The U.S. has regulations that allow the government to intervene on private patents funded by taxpayer money during national crises under the Bayh-Dole Act. With the millions of taxpayer dollars poured into pharmaceutical companies promising vaccines through the National Institutes of Health and Department of Defense, the U.S. would hypothetically be able to use its authority under this law to make the vaccine affordable or provide a license to a third-party manufacturer to produce generic supplies. While there is some historical precedence of the government intervening to lower drug prices during the 2001 anthrax scare, it is unlikely the Trump administration will do, so as it has notably privatized its coronavirus response and seeks to profit off the protections afforded to pharmaceutical companies.

Beyond vaccine access and affordability at the structural level, grassroots efforts for immunization will require building trust between health care workers and vulnerable communities that in some cases do not exist and are often further impeded by the state.

Across the United States and Europe, anti-vaccine movements threaten to derail immunization efforts. The 2019 measles outbreak was partly attributed to their efforts and even now, they continue to spread conspiracy theories that diminish the seriousness of the pandemic. It certainly doesn’t help that, in the past, Trump validated claims linking vaccines to autism based on Andrew Wakefield’s scientifically unfounded Lancet paper published in 1998. Trump’s war on science has done irreparable damage to the credibility of vaccines in some pockets of the U.S. that cannot be undone even now as he calls for the fast-tracking of a COVID-19 vaccine. According to the WHO, vaccine hesitancy was one of the top 10 global health threats of 2019.

Culturally sensitive approaches to vaccines that are mindful of specific populations’ concerns could play an important role in rebuilding trust essential for tackling vaccine hesitancy. For example, in Indonesia, measles vaccinations have dropped after the state’s largest Islamic body, the Indonesian Ulama Council, issued a fatwa banning measles-rubella vaccines because they contained porcine gelatin. A similar trend was seen in ultra-Orthodox Jewish communities in Brooklyn, New York, leading Mayor Bill de Blasio to declare a public health emergency to contain the spread of measles last year. One suggestion has been to create vaccines with halal or kosher ingredients to improve vaccination among segments of Muslim and Jewish communities who believe vaccines contradict their religious mandates. “This is something that needs to be part of the target product profile from the beginning of development,” Privor-Dumm said. “These are opportunities to reimagine vaccine delivery in ways that are culturally sensitive and reach more people, benefiting everyone.”

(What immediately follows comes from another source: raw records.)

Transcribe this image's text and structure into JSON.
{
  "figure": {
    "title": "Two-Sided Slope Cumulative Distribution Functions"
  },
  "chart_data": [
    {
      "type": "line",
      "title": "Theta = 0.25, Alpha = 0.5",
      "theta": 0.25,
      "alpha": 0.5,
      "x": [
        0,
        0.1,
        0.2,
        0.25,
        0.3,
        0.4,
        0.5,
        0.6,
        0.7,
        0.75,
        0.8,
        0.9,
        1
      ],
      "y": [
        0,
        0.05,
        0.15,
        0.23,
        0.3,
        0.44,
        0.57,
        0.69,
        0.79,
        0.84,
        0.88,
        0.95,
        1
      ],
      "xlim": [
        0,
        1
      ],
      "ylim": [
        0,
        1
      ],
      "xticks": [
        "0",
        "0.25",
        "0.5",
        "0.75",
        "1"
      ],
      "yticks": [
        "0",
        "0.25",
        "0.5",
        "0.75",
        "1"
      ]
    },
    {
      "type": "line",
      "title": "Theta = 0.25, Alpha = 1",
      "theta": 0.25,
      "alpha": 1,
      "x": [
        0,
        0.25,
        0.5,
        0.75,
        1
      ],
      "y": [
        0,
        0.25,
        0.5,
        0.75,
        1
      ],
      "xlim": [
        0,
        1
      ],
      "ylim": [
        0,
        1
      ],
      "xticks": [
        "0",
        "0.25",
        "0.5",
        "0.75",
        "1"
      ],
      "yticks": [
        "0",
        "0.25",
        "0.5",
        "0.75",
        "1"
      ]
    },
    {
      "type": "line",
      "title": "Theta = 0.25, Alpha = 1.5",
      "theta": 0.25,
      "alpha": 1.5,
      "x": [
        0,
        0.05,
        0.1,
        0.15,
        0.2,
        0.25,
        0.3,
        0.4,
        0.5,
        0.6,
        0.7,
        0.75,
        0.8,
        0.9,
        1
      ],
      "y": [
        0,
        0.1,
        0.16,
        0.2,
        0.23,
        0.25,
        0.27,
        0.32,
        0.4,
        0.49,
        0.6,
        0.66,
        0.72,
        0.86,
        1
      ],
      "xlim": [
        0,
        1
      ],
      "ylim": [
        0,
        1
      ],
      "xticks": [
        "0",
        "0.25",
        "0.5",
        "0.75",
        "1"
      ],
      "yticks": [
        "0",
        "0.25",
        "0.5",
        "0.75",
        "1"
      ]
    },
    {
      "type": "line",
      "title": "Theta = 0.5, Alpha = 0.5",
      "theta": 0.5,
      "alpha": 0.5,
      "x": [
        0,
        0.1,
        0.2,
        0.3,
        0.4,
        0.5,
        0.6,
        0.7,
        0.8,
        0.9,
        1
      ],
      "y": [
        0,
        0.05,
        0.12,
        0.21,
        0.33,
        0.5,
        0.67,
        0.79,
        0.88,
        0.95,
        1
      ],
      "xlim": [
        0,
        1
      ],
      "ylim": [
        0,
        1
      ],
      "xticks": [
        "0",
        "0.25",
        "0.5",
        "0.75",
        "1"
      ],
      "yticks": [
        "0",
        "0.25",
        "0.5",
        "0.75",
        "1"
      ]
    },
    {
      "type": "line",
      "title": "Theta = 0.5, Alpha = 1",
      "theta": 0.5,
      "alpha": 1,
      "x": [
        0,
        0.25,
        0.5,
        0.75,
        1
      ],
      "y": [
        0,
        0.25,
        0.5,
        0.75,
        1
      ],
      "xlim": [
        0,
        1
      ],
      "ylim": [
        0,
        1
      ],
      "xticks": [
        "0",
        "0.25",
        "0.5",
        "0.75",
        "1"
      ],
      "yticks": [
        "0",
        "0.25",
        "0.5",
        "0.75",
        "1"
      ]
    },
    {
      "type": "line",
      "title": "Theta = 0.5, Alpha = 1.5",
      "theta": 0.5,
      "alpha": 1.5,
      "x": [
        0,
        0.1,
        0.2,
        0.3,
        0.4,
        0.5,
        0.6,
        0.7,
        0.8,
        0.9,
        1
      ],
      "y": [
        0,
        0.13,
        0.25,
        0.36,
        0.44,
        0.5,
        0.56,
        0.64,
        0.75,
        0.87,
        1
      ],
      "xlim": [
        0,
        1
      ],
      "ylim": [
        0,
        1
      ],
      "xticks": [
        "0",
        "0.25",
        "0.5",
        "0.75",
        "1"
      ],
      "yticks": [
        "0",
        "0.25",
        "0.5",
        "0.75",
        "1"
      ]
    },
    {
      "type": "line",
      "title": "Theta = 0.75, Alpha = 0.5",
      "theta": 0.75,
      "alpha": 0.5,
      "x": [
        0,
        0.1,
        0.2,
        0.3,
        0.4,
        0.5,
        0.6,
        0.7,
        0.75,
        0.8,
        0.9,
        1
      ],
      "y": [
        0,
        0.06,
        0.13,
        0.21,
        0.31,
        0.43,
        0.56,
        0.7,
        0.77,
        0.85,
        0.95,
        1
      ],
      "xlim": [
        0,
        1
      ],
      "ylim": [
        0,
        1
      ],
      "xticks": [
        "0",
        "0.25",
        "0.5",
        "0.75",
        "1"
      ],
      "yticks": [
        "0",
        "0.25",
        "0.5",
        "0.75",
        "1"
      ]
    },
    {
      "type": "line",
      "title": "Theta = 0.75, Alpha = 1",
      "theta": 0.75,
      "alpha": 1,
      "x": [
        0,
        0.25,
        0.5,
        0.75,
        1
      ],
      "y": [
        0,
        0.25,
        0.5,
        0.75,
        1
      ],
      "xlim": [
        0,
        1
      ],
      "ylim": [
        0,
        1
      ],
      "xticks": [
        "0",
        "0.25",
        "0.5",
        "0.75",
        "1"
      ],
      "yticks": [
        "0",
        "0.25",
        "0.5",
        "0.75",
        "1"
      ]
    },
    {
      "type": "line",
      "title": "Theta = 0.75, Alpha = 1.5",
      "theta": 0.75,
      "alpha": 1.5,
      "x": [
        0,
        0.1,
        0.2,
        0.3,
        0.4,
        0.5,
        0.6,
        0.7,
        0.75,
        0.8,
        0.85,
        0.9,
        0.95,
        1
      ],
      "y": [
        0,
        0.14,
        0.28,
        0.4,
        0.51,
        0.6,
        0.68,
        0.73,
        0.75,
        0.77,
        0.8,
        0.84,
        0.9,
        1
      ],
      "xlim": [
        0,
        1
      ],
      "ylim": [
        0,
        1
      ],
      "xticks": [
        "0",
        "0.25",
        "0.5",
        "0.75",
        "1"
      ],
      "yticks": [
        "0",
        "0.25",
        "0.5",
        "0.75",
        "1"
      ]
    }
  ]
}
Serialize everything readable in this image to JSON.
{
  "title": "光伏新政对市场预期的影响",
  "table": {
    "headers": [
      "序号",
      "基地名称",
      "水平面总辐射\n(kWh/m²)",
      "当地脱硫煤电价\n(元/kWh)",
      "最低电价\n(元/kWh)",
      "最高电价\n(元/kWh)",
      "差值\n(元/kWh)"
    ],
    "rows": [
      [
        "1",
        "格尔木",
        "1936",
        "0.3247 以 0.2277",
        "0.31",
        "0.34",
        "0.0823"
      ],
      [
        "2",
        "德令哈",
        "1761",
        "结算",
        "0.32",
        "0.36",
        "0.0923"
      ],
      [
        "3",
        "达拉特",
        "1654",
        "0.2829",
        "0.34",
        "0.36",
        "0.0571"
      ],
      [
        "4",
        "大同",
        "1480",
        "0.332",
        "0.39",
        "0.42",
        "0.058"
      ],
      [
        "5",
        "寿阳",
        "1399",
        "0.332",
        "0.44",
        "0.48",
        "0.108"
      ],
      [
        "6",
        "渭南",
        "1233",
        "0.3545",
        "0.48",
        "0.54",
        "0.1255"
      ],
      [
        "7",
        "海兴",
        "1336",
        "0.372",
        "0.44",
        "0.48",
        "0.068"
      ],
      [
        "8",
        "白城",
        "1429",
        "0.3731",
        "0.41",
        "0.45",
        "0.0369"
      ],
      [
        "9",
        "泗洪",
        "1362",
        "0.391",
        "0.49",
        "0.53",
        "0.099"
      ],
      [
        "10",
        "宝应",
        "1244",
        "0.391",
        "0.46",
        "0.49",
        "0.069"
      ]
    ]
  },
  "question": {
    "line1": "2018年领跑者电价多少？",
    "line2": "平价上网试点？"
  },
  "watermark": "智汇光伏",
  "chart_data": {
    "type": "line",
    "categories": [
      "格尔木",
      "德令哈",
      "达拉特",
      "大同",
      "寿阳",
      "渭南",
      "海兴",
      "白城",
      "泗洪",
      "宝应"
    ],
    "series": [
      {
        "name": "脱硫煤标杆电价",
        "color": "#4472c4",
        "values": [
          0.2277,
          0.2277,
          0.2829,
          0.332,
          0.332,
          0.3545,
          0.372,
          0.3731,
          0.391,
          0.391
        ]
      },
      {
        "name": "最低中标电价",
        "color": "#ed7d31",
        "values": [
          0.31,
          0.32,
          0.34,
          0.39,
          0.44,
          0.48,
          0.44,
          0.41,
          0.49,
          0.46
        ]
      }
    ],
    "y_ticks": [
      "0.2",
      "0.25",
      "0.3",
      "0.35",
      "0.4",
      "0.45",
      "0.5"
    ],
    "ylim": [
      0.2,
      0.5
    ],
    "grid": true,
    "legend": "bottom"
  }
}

COVID-19 vaccine distribution will be a political project that will require navigating the violent reaches of neoliberalism that seeks to limit access to vulnerable populations globally and pocket wealth in the hands of corporations. It will not be enough to have a COVID-19 vaccine if we are unable to get it to people in hard to reach places in a timely manner, where the need is equally (if not more) dire. This will be a grueling task if past global immunization programs are any indication. Nonetheless, this does not mitigate how important it is to build capacity and coordinate efforts so that when a vaccine is ready, it can be made equally accessible and affordable. This will be important for both reducing individual suffering and improving collective global public health to prevent a future pandemic, but more consequently, allowing countries to reopen their economies so people can return to work, ease financial burdens and resume a semblance of “normalcy” — equally critical for communal and individual health.

“We live in a global world that needs to be considering how well other countries are able to prevent and manage disease,” Privor-Dumm said. “What happens in one part of the world is not something we can [ignore].”

This is a lesson we are learning a tragically hard way.